Starlight tilted her head. “Good so far? You mean with your magic levels or?”

“Yeah, the thing that you two are supposed to be measuring? What else is there to measure!”

“Well, we could measure the amount of time it would take for you to get laid, but that wouldn’t be a good data point to use as our best technology isn’t able to measure time in millenia yet,” Starlight said as a matter of fact. She chuckled, which was to the chagrin of my virginity’s misery.

I sighed. “I’ll take the roast, pack my bags, and roast myself with the remaining embers of that burn. Thanks.”

Starlight rolled her eyes. “You’re welcome. Anyway, to answer your question and not harm you in the process, we’re measuring your magic levels and your overall condition, which is already about fifty different categories in the chart we created…”

“Uh, last time I checked, you and Twilight aren’t doctors.”

She shook her head. “Doctors of Science, not Doctors of Medicine. Thankfully, we were able to get Redheart and Doctor Stables involved with a stipend Twilight had left in the Royal Treasury. Otherwise, we would’ve been ❄︎🕆︎☼︎☠︎☜︎👎︎ ✋︎☠︎❄︎⚐︎ ☼︎⚐︎✌︎💧︎❄︎ 👌︎☜︎☜︎☞︎.”

“Great, now you’re speaking horse version 2.0!”

“What an upgrade,” Starlight said, her voice oozing in layered sarcasm. She turned to Fluttershy and smiled. “I’ll take this guy off your hooves, Fluttershy. I hope you two had a good time for what it was worth.”

Fluttershy mirrored her expression and began to walk towards the door. “I’m glad to have talked to him today. I told him to come visit the animal sanctuary after...” Her voice drifted off as she twiddled with her forehooves again.

“After this is all done?” Starlight asked with a raised brow.

“Yes,” Fluttershy replied. “I hope he’s able to. Wouldn’t want Rick to be stuck in the castle forever.”

Starlight nodded. “I hope so too. We’ll make sure of this, I promise.”

Fluttershy shared one last smile with us and waved goodbye. “See you, Rick!”

I waved and watched her go, her legs carrying her past the door and into the hall.

Once again, I was left alone, well, with Starlight still looking at me. This time, she was wearing a smirk.

“Doing good so far, Rick?”

“Yeah,” I said, falling back in line with the bed. I flopped onto it, scooting up to get comfortable. “Why are you asking?”

“Just curious. Have you run into any abnormalities yet?”

“Several. The room even shook when Fluttershy was in. Not sure what that was about.”

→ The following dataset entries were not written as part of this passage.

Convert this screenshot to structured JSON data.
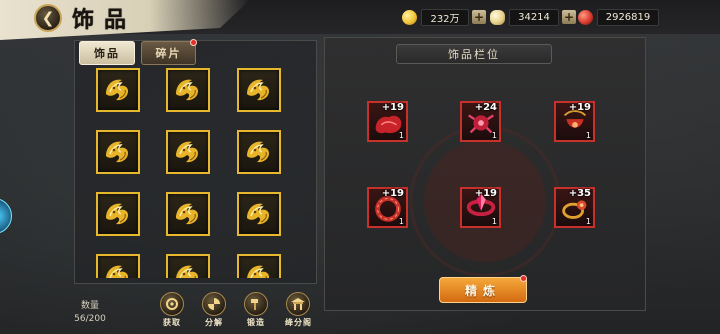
{
  "header": {
    "title": "饰品",
    "resources": [
      {
        "icon": "gold-coin-icon",
        "value": "232万",
        "color": "#f2c437"
      },
      {
        "icon": "silver-ingot-icon",
        "value": "34214",
        "color": "#e8d28a"
      },
      {
        "icon": "red-crystal-icon",
        "value": "2926819",
        "color": "#d83a2e"
      }
    ]
  },
  "tabs": [
    {
      "label": "饰品",
      "active": true
    },
    {
      "label": "碎片",
      "active": false,
      "has_notification": true
    }
  ],
  "inventory": {
    "item_icon": "gold-fox-accessory-icon",
    "rows": 4,
    "cols": 3,
    "count_label": "数量",
    "count_value": "56/200"
  },
  "actions": [
    {
      "label": "获取",
      "icon": "obtain-icon"
    },
    {
      "label": "分解",
      "icon": "decompose-icon"
    },
    {
      "label": "锻造",
      "icon": "hammer-icon"
    },
    {
      "label": "绛分阁",
      "icon": "pavilion-icon"
    }
  ],
  "slots_panel": {
    "title": "饰品栏位",
    "slots": [
      {
        "level": "+19",
        "quantity": "1",
        "icon": "red-mask-icon"
      },
      {
        "level": "+24",
        "quantity": "1",
        "icon": "red-crab-icon"
      },
      {
        "level": "+19",
        "quantity": "1",
        "icon": "red-pendant-icon"
      },
      {
        "level": "+19",
        "quantity": "1",
        "icon": "red-bracelet-icon"
      },
      {
        "level": "+19",
        "quantity": "1",
        "icon": "red-ruby-ring-icon"
      },
      {
        "level": "+35",
        "quantity": "1",
        "icon": "gold-ring-icon"
      }
    ],
    "refine_label": "精炼",
    "refine_has_notification": true
  }
}
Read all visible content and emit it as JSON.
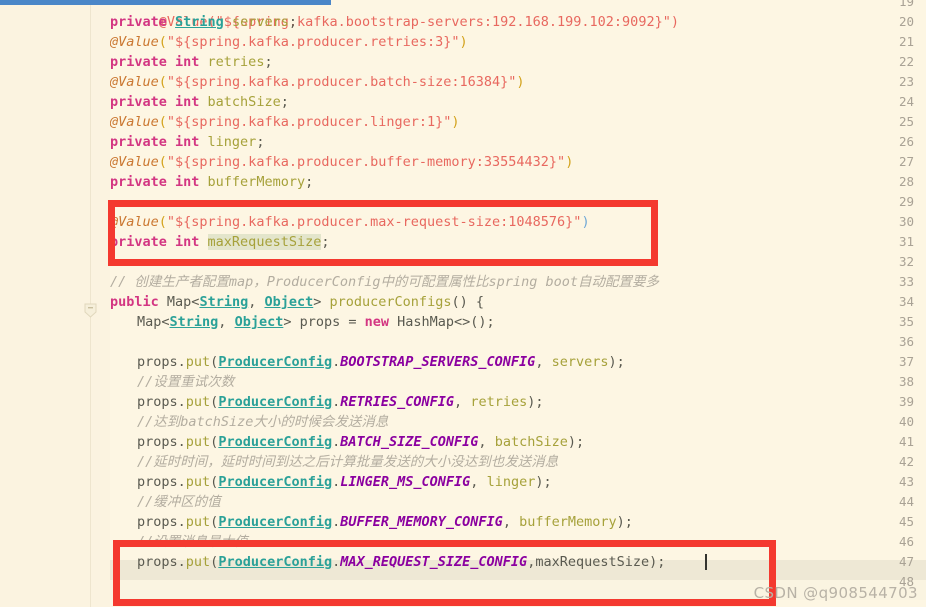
{
  "editor": {
    "background_color": "#fdf6e3",
    "gutter_color": "#fbf3e0",
    "highlight_row_color": "#eee8d5",
    "selection_bar_color": "#4a86c8",
    "annotation_box_color": "#f4392f",
    "caret_color": "#33332e",
    "first_visible_line": 19,
    "last_visible_line": 48,
    "current_line": 47
  },
  "line_numbers": [
    "19",
    "20",
    "21",
    "22",
    "23",
    "24",
    "25",
    "26",
    "27",
    "28",
    "29",
    "30",
    "31",
    "32",
    "33",
    "34",
    "35",
    "36",
    "37",
    "38",
    "39",
    "40",
    "41",
    "42",
    "43",
    "44",
    "45",
    "46",
    "47",
    "48"
  ],
  "lines": {
    "l19": "@Value(\"${spring.kafka.bootstrap-servers:192.168.199.102:9092}\")",
    "l20_kw": "private",
    "l20_type": "String",
    "l20_name": "servers",
    "l21_anno": "@Value",
    "l21_str": "\"${spring.kafka.producer.retries:3}\"",
    "l22_kw": "private int",
    "l22_name": "retries",
    "l23_anno": "@Value",
    "l23_str": "\"${spring.kafka.producer.batch-size:16384}\"",
    "l24_kw": "private int",
    "l24_name": "batchSize",
    "l25_anno": "@Value",
    "l25_str": "\"${spring.kafka.producer.linger:1}\"",
    "l26_kw": "private int",
    "l26_name": "linger",
    "l27_anno": "@Value",
    "l27_str": "\"${spring.kafka.producer.buffer-memory:33554432}\"",
    "l28_kw": "private int",
    "l28_name": "bufferMemory",
    "l30_anno": "@Value",
    "l30_str": "\"${spring.kafka.producer.max-request-size:1048576}\"",
    "l31_kw": "private int",
    "l31_name": "maxRequestSize",
    "l33_comment": "// 创建生产者配置map，ProducerConfig中的可配置属性比spring boot自动配置要多",
    "l34_kw": "public",
    "l34_map": "Map<",
    "l34_t1": "String",
    "l34_comma": ", ",
    "l34_t2": "Object",
    "l34_gt": "> ",
    "l34_method": "producerConfigs",
    "l34_tail": "() {",
    "l35_map": "Map<",
    "l35_t1": "String",
    "l35_comma": ", ",
    "l35_t2": "Object",
    "l35_gt": "> props = ",
    "l35_new": "new",
    "l35_tail": " HashMap<>();",
    "l37_pre": "props.",
    "l37_put": "put",
    "l37_cls": "ProducerConfig",
    "l37_const": "BOOTSTRAP_SERVERS_CONFIG",
    "l37_arg": "servers",
    "l38_comment": "//设置重试次数",
    "l39_pre": "props.",
    "l39_put": "put",
    "l39_cls": "ProducerConfig",
    "l39_const": "RETRIES_CONFIG",
    "l39_arg": "retries",
    "l40_comment": "//达到batchSize大小的时候会发送消息",
    "l41_pre": "props.",
    "l41_put": "put",
    "l41_cls": "ProducerConfig",
    "l41_const": "BATCH_SIZE_CONFIG",
    "l41_arg": "batchSize",
    "l42_comment": "//延时时间，延时时间到达之后计算批量发送的大小没达到也发送消息",
    "l43_pre": "props.",
    "l43_put": "put",
    "l43_cls": "ProducerConfig",
    "l43_const": "LINGER_MS_CONFIG",
    "l43_arg": "linger",
    "l44_comment": "//缓冲区的值",
    "l45_pre": "props.",
    "l45_put": "put",
    "l45_cls": "ProducerConfig",
    "l45_const": "BUFFER_MEMORY_CONFIG",
    "l45_arg": "bufferMemory",
    "l46_comment": "//设置消息最大值",
    "l47_pre": "props.",
    "l47_put": "put",
    "l47_cls": "ProducerConfig",
    "l47_const": "MAX_REQUEST_SIZE_CONFIG",
    "l47_arg": "maxRequestSize"
  },
  "watermark": {
    "text": "CSDN @q908544703"
  }
}
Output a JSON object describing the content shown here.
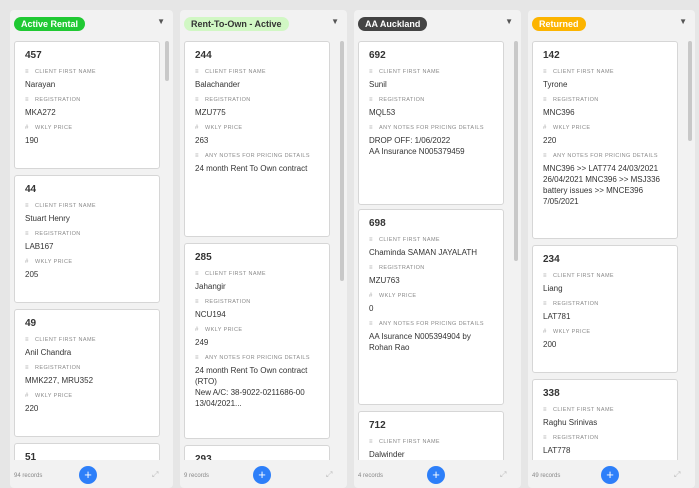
{
  "columns": [
    {
      "title": "Active Rental",
      "badge_bg": "#20c933",
      "badge_fg": "#ffffff",
      "records": "94 records",
      "cards": [
        {
          "title": "457",
          "fields": [
            {
              "label": "CLIENT FIRST NAME",
              "icon": "text-icon",
              "value": "Narayan"
            },
            {
              "label": "REGISTRATION",
              "icon": "text-icon",
              "value": "MKA272"
            },
            {
              "label": "WKLY PRICE",
              "icon": "number-icon",
              "value": "190"
            }
          ]
        },
        {
          "title": "44",
          "fields": [
            {
              "label": "CLIENT FIRST NAME",
              "icon": "text-icon",
              "value": "Stuart Henry"
            },
            {
              "label": "REGISTRATION",
              "icon": "text-icon",
              "value": "LAB167"
            },
            {
              "label": "WKLY PRICE",
              "icon": "number-icon",
              "value": "205"
            }
          ]
        },
        {
          "title": "49",
          "fields": [
            {
              "label": "CLIENT FIRST NAME",
              "icon": "text-icon",
              "value": "Anil Chandra"
            },
            {
              "label": "REGISTRATION",
              "icon": "text-icon",
              "value": "MMK227, MRU352"
            },
            {
              "label": "WKLY PRICE",
              "icon": "number-icon",
              "value": "220"
            }
          ]
        },
        {
          "title": "51",
          "fields": []
        }
      ]
    },
    {
      "title": "Rent-To-Own - Active",
      "badge_bg": "#d1f7c4",
      "badge_fg": "#333333",
      "records": "9 records",
      "cards": [
        {
          "title": "244",
          "fields": [
            {
              "label": "CLIENT FIRST NAME",
              "icon": "text-icon",
              "value": "Balachander"
            },
            {
              "label": "REGISTRATION",
              "icon": "text-icon",
              "value": "MZU775"
            },
            {
              "label": "WKLY PRICE",
              "icon": "number-icon",
              "value": "263"
            },
            {
              "label": "ANY NOTES FOR PRICING DETAILS",
              "icon": "long-text-icon",
              "value": "24 month Rent To Own contract"
            }
          ]
        },
        {
          "title": "285",
          "fields": [
            {
              "label": "CLIENT FIRST NAME",
              "icon": "text-icon",
              "value": "Jahangir"
            },
            {
              "label": "REGISTRATION",
              "icon": "text-icon",
              "value": "NCU194"
            },
            {
              "label": "WKLY PRICE",
              "icon": "number-icon",
              "value": "249"
            },
            {
              "label": "ANY NOTES FOR PRICING DETAILS",
              "icon": "long-text-icon",
              "value": "24 month Rent To Own contract (RTO)\nNew A/C: 38-9022-0211686-00 13/04/2021..."
            }
          ]
        },
        {
          "title": "293",
          "fields": []
        }
      ]
    },
    {
      "title": "AA Auckland",
      "badge_bg": "#444444",
      "badge_fg": "#ffffff",
      "records": "4 records",
      "cards": [
        {
          "title": "692",
          "fields": [
            {
              "label": "CLIENT FIRST NAME",
              "icon": "text-icon",
              "value": "Sunil"
            },
            {
              "label": "REGISTRATION",
              "icon": "text-icon",
              "value": "MQL53"
            },
            {
              "label": "ANY NOTES FOR PRICING DETAILS",
              "icon": "long-text-icon",
              "value": "DROP OFF: 1/06/2022\nAA Insurance N005379459"
            }
          ]
        },
        {
          "title": "698",
          "fields": [
            {
              "label": "CLIENT FIRST NAME",
              "icon": "text-icon",
              "value": "Chaminda SAMAN JAYALATH"
            },
            {
              "label": "REGISTRATION",
              "icon": "text-icon",
              "value": "MZU763"
            },
            {
              "label": "WKLY PRICE",
              "icon": "number-icon",
              "value": "0"
            },
            {
              "label": "ANY NOTES FOR PRICING DETAILS",
              "icon": "long-text-icon",
              "value": "AA Isurance N005394904 by Rohan Rao"
            }
          ]
        },
        {
          "title": "712",
          "fields": [
            {
              "label": "CLIENT FIRST NAME",
              "icon": "text-icon",
              "value": "Dalwinder"
            }
          ]
        }
      ]
    },
    {
      "title": "Returned",
      "badge_bg": "#fcb400",
      "badge_fg": "#ffffff",
      "records": "49 records",
      "cards": [
        {
          "title": "142",
          "fields": [
            {
              "label": "CLIENT FIRST NAME",
              "icon": "text-icon",
              "value": "Tyrone"
            },
            {
              "label": "REGISTRATION",
              "icon": "text-icon",
              "value": "MNC396"
            },
            {
              "label": "WKLY PRICE",
              "icon": "number-icon",
              "value": "220"
            },
            {
              "label": "ANY NOTES FOR PRICING DETAILS",
              "icon": "long-text-icon",
              "value": "MNC396 >> LAT774 24/03/2021 26/04/2021 MNC396 >> MSJ336 battery issues >> MNCE396 7/05/2021"
            }
          ]
        },
        {
          "title": "234",
          "fields": [
            {
              "label": "CLIENT FIRST NAME",
              "icon": "text-icon",
              "value": "Liang"
            },
            {
              "label": "REGISTRATION",
              "icon": "text-icon",
              "value": "LAT781"
            },
            {
              "label": "WKLY PRICE",
              "icon": "number-icon",
              "value": "200"
            }
          ]
        },
        {
          "title": "338",
          "fields": [
            {
              "label": "CLIENT FIRST NAME",
              "icon": "text-icon",
              "value": "Raghu Srinivas"
            },
            {
              "label": "REGISTRATION",
              "icon": "text-icon",
              "value": "LAT778"
            }
          ]
        }
      ]
    }
  ]
}
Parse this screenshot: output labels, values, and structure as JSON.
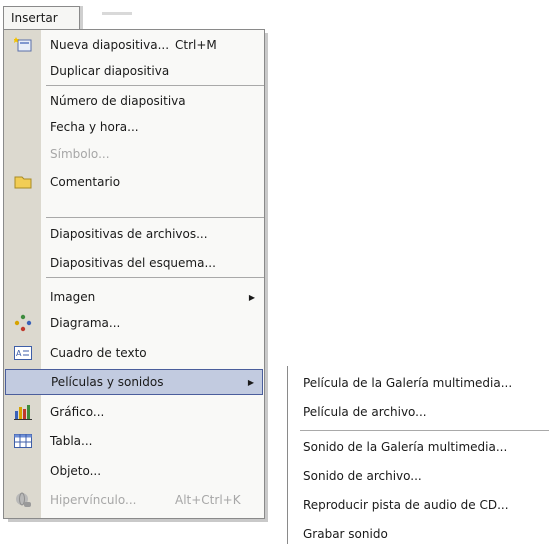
{
  "menubar": {
    "insert_label": "Insertar"
  },
  "menu": {
    "items": [
      {
        "label": "Nueva diapositiva...",
        "shortcut": "Ctrl+M",
        "icon": "new-slide-icon"
      },
      {
        "label": "Duplicar diapositiva"
      },
      {
        "label": "Número de diapositiva"
      },
      {
        "label": "Fecha y hora..."
      },
      {
        "label": "Símbolo..."
      },
      {
        "label": "Comentario",
        "icon": "comment-icon"
      },
      {
        "label": "Diapositivas de archivos..."
      },
      {
        "label": "Diapositivas del esquema..."
      },
      {
        "label": "Imagen"
      },
      {
        "label": "Diagrama...",
        "icon": "diagram-icon"
      },
      {
        "label": "Cuadro de texto",
        "icon": "textbox-icon"
      },
      {
        "label": "Películas y sonidos"
      },
      {
        "label": "Gráfico...",
        "icon": "chart-icon"
      },
      {
        "label": "Tabla...",
        "icon": "table-icon"
      },
      {
        "label": "Objeto..."
      },
      {
        "label": "Hipervínculo...",
        "shortcut": "Alt+Ctrl+K",
        "icon": "hyperlink-icon"
      }
    ]
  },
  "submenu": {
    "items": [
      {
        "label": "Película de la Galería multimedia..."
      },
      {
        "label": "Película de archivo..."
      },
      {
        "label": "Sonido de la Galería multimedia..."
      },
      {
        "label": "Sonido de archivo..."
      },
      {
        "label": "Reproducir pista de audio de CD..."
      },
      {
        "label": "Grabar sonido"
      }
    ]
  }
}
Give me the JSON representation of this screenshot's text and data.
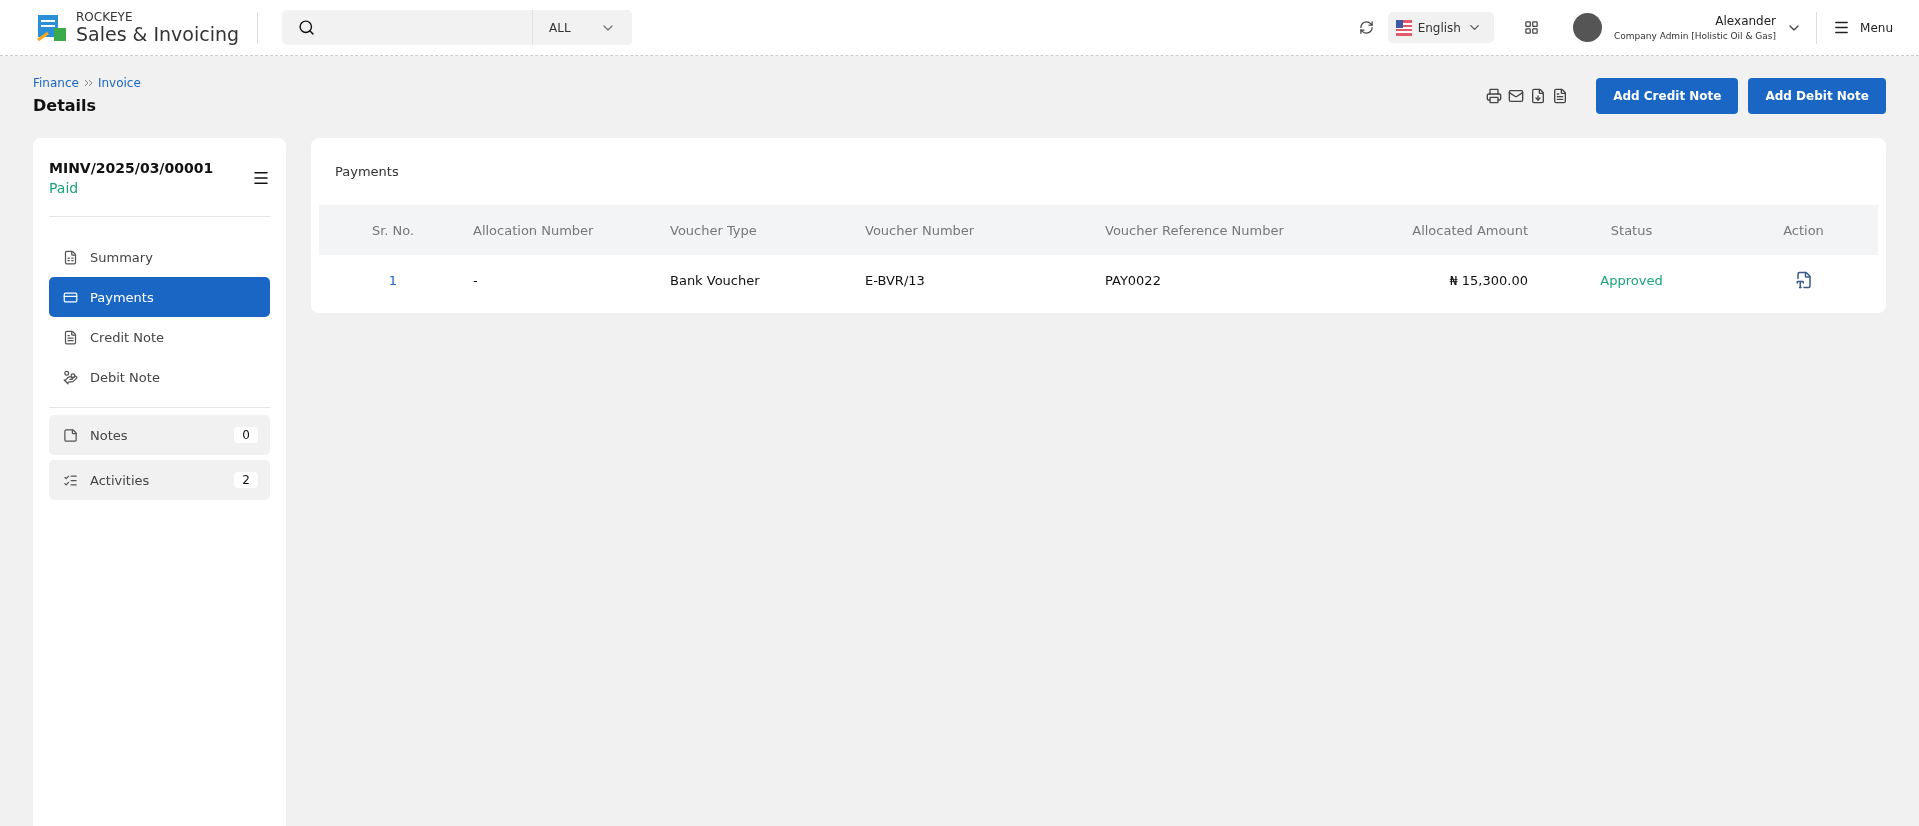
{
  "app": {
    "brand_small": "ROCKEYE",
    "brand_large": "Sales & Invoicing"
  },
  "search": {
    "scope": "ALL"
  },
  "language": {
    "label": "English"
  },
  "user": {
    "name": "Alexander",
    "role": "Company Admin [Holistic Oil & Gas]"
  },
  "menu": {
    "label": "Menu"
  },
  "breadcrumb": [
    "Finance",
    "Invoice"
  ],
  "page_title": "Details",
  "actions": [
    "Add Credit Note",
    "Add Debit Note"
  ],
  "invoice": {
    "number": "MINV/2025/03/00001",
    "status": "Paid"
  },
  "nav": [
    {
      "kind": "link",
      "label": "Summary",
      "selected": false
    },
    {
      "kind": "link",
      "label": "Payments",
      "selected": true
    },
    {
      "kind": "link",
      "label": "Credit Note",
      "selected": false
    },
    {
      "kind": "link",
      "label": "Debit Note",
      "selected": false
    },
    {
      "kind": "counter",
      "label": "Notes",
      "count": "0",
      "selected": false
    },
    {
      "kind": "counter",
      "label": "Activities",
      "count": "2",
      "selected": false
    }
  ],
  "panel": {
    "title": "Payments"
  },
  "table": {
    "columns": [
      "Sr. No.",
      "Allocation Number",
      "Voucher Type",
      "Voucher Number",
      "Voucher Reference Number",
      "Allocated Amount",
      "Status",
      "Action"
    ],
    "rows": [
      {
        "cells": [
          "1",
          "-",
          "Bank Voucher",
          "E-BVR/13",
          "PAY0022",
          "₦ 15,300.00",
          "Approved"
        ]
      }
    ]
  }
}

The unicorn hummed to herself, her horn flashing into sparks before petering out. She groaned. “Forgot I had the ring still on my head. Guess I’ll note what you just said in my head for now. So, you have these abnormalities then. Do you have any pain yet?”

“Nope,” I said. “Just give me five so I can rest my eyes a bit. Maybe then I’ll feel some pain.”

“Alright, Rick. I’ll leave you be. Just… be careful. If at any point you’re feeling pain, let us know so we can help you, okay?”

I blinked. Guess they’re preparing for the worst. “Alright, I’ll let you know.”

“Great,” she said softly before turning tail. “When you’re ready, I’ll let the next one in.”

“Gonna give me any hints?”

“Sure. Your hint is ☞︎🕆︎☹︎☹︎ ⚐︎☞︎ ☼︎✌︎✋︎☠︎👌︎⚐︎🕈︎💧︎!”

With that, the snark-ness monster (aka Starlight) walked out of the room, leaving the door to click shut, and the haunting memory of her language drowning out the noise.

I sighed, and closed my eyes, wondering if the next pony to come in will kill me immediately.